Co-founder Sylvie Douce has been involved in chocolate-themed events since 1987, but it wasn’t until 1994 that she discussed the idea of a larger show with partner Francois Jeantet and opened the very first Salon du Chocolat in October 1995, which attracted 40 chocolate professionals and 40,000 visitors.
This year, the Salon du Chocolat hosts 230 exhibitors from over 60 countries in a consumer-facing event that also attracts buyers and professionals from the international market and over 100,000 visitors.
The concept quickly became a global phenomenon and there are now Salon du Chocolat shows in major cities including New York, Tokyo, London, Beirut, Shanghai and Moscow.
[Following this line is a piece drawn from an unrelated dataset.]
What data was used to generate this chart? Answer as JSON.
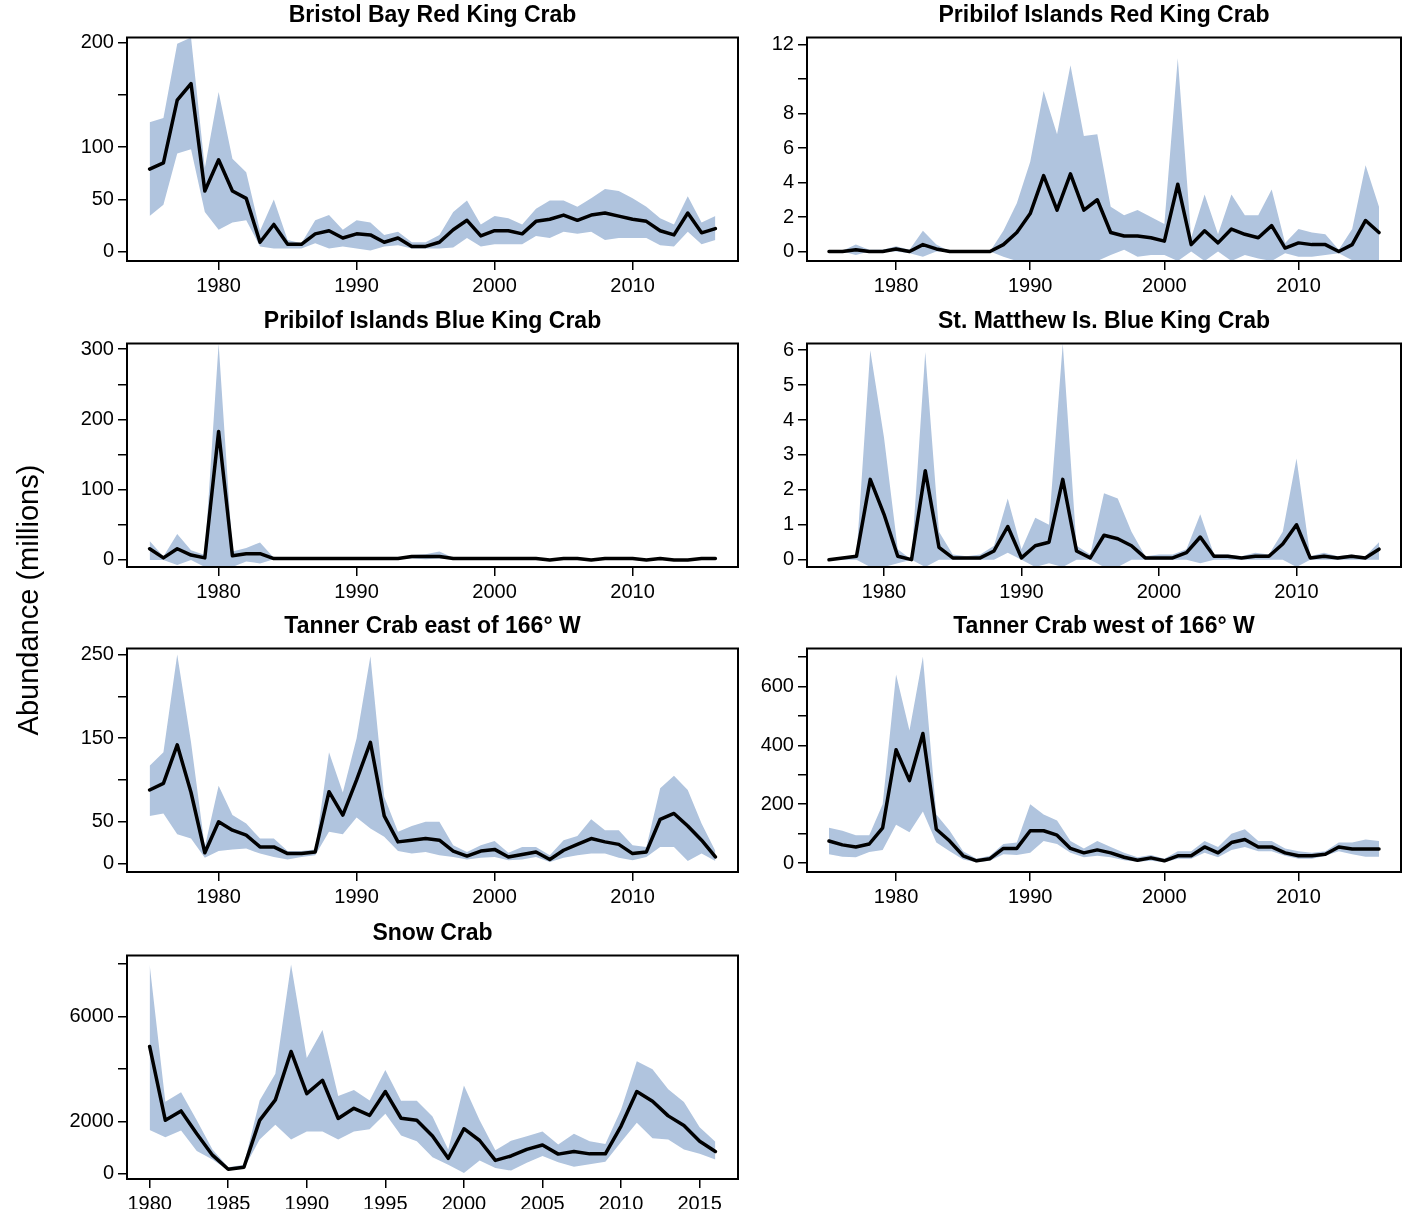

But it is Paris, its spiritual home, which attracts most attention, making it a sell-out every year, especially at the weekend when consumers flock to the Pavillion at Paris-Porte de Versailles, looking for a festival of flavours from around the world and new chocolate experiences.
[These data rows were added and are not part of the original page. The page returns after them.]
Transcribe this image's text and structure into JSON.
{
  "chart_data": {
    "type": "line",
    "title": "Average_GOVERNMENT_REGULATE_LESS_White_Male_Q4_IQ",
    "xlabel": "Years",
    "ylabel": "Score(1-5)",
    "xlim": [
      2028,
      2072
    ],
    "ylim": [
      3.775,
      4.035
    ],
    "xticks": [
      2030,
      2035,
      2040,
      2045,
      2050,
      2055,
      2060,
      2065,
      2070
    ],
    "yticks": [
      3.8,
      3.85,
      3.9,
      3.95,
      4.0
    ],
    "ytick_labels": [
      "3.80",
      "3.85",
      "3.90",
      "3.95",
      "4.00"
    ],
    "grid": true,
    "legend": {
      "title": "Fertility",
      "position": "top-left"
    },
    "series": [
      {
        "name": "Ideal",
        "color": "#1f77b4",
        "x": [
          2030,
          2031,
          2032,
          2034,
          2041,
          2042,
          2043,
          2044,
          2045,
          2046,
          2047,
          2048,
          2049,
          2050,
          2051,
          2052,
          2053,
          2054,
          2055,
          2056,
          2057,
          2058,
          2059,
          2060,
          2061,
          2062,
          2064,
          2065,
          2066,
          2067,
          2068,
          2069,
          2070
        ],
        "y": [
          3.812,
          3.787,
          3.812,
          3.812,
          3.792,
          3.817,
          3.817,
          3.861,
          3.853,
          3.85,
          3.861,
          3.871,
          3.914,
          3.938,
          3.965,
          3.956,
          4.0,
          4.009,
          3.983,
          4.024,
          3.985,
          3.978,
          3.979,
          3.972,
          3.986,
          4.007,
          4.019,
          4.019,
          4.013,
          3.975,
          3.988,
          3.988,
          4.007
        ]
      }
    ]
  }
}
“The success of the Salon du Chocolat is a force for good, for everyone around the world. It may well be the magic potion for the 21st century – the only one that everyone still agrees on,” said Douce.
As well as the chocolate, the Salon hosts a chocolate-inspired fashion show on a daily basis and is home to the International Cocoa Awards, which showcases the finest producers from around the world. The Chocosphere discussion area is also an important element of the Salon, providing an industry voice on a range of topics directly to an audience of consumers.
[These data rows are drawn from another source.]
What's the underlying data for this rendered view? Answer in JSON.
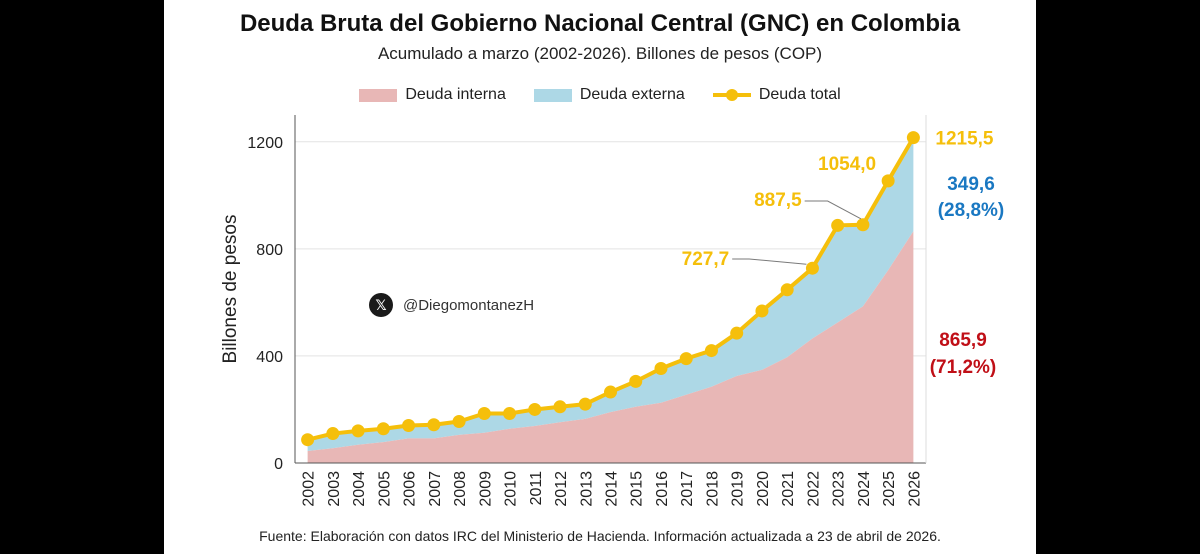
{
  "chart_data": {
    "type": "area",
    "title": "Deuda Bruta del Gobierno Nacional Central (GNC) en Colombia",
    "subtitle": "Acumulado a marzo (2002-2026). Billones de pesos (COP)",
    "ylabel": "Billones de pesos",
    "xlabel": "",
    "ylim": [
      0,
      1300
    ],
    "yticks": [
      0,
      400,
      800,
      1200
    ],
    "grid": "horizontal",
    "legend_position": "top",
    "categories": [
      "2002",
      "2003",
      "2004",
      "2005",
      "2006",
      "2007",
      "2008",
      "2009",
      "2010",
      "2011",
      "2012",
      "2013",
      "2014",
      "2015",
      "2016",
      "2017",
      "2018",
      "2019",
      "2020",
      "2021",
      "2022",
      "2023",
      "2024",
      "2025",
      "2026"
    ],
    "series": [
      {
        "name": "Deuda interna",
        "type": "area",
        "color": "#e8b7b6",
        "values": [
          45,
          55,
          68,
          78,
          92,
          92,
          105,
          113,
          128,
          138,
          152,
          165,
          190,
          210,
          225,
          255,
          285,
          325,
          348,
          395,
          465,
          525,
          585,
          720,
          865.9
        ]
      },
      {
        "name": "Deuda externa",
        "type": "area",
        "color": "#add8e6",
        "values": [
          42,
          55,
          52,
          50,
          48,
          51,
          50,
          72,
          57,
          62,
          58,
          55,
          75,
          95,
          128,
          135,
          135,
          160,
          220,
          252,
          262,
          352,
          305,
          334,
          349.6
        ]
      },
      {
        "name": "Deuda total",
        "type": "line",
        "color": "#f5bf0b",
        "values": [
          87,
          110,
          120,
          128,
          140,
          143,
          155,
          185,
          185,
          200,
          210,
          220,
          265,
          305,
          353,
          390,
          420,
          485,
          568,
          647,
          727.7,
          887.5,
          890,
          1054.0,
          1215.5
        ]
      }
    ],
    "annotations": [
      {
        "text": "1215,5",
        "category": "2026",
        "series": "Deuda total"
      },
      {
        "text": "1054,0",
        "category": "2025",
        "series": "Deuda total"
      },
      {
        "text": "887,5",
        "category": "2023",
        "series": "Deuda total"
      },
      {
        "text": "727,7",
        "category": "2022",
        "series": "Deuda total"
      },
      {
        "text": "349,6",
        "series": "Deuda externa"
      },
      {
        "text": "(28,8%)",
        "series": "Deuda externa"
      },
      {
        "text": "865,9",
        "series": "Deuda interna"
      },
      {
        "text": "(71,2%)",
        "series": "Deuda interna"
      }
    ]
  },
  "watermark": {
    "icon": "x-logo-icon",
    "handle": "@DiegomontanezH"
  },
  "source": "Fuente: Elaboración con datos IRC del Ministerio de Hacienda. Información actualizada a 23 de abril de 2026."
}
Clark Guittard from US chocolatier Guittard said it is an important event on the calendar as it not only attracts thousands of consumers but buyers from around the world. He said his company had already received interest from the Middle East and UK on the opening morning.
Hot topics reported from the floor this year include organic and sustainable packaging, as the cocoa industry continues to grapple with sustainability in the supply chain.
Douce and Jeantet see the Salon du Chocolat as an important player in promoting sustainability in the cocoa sector and enabling cocoa growers to provide an income for their families and pass down their expertise from generation to generation.
“For us, it is very important that Salon du Chocolat is a link between producer countries and the chocolate maker,” Douce told ConfectioneryNews.
Producer countries like Côte d'Ivoire and São Tomé have had a presence at the Salon since the beginning, Douce said, and it now attracts delegations from all the big cocoa growing countries including Ghana, Brazil and Colombia.
Regarding sustainability, Jeantet said it is also an important part of the show and this year in Paris, there is an area dedicated to ‘Origen Cocoa’ including growers from the Amazon cocoa belt.
Jeantet said he also takes an active interest in bio-diversity on cocoa farms and he is the founder of the International Cocoa Awards, which recognizes sustainable practices from the beginning of the supply chain.
The Salon du Chocolat held an event in Peru earlier this year and Jeantet said, “it was fabulous to see a Pervuvian cacao producer taste chocolate for the first time and marvel at what had been done with his harvest”.
Jeantet added it is important that issues like child labor are discussed openly as it creates more understanding at consumer level.
This year, the Salon is devoting more space to pastry chefs to present masterclasses in their craft.
The Salon du Chocolat continues to grow every year, said Douce. “I am proud that, with Francois, we created this event, and then we fell in love with the chocolate maker and pastry chefs. We help them attract a wider audience in a creative environment, and we also fell in love with the cocoa grower and we created a link with not only people from the industry at any level, but with consumers of all ages and backgrounds.”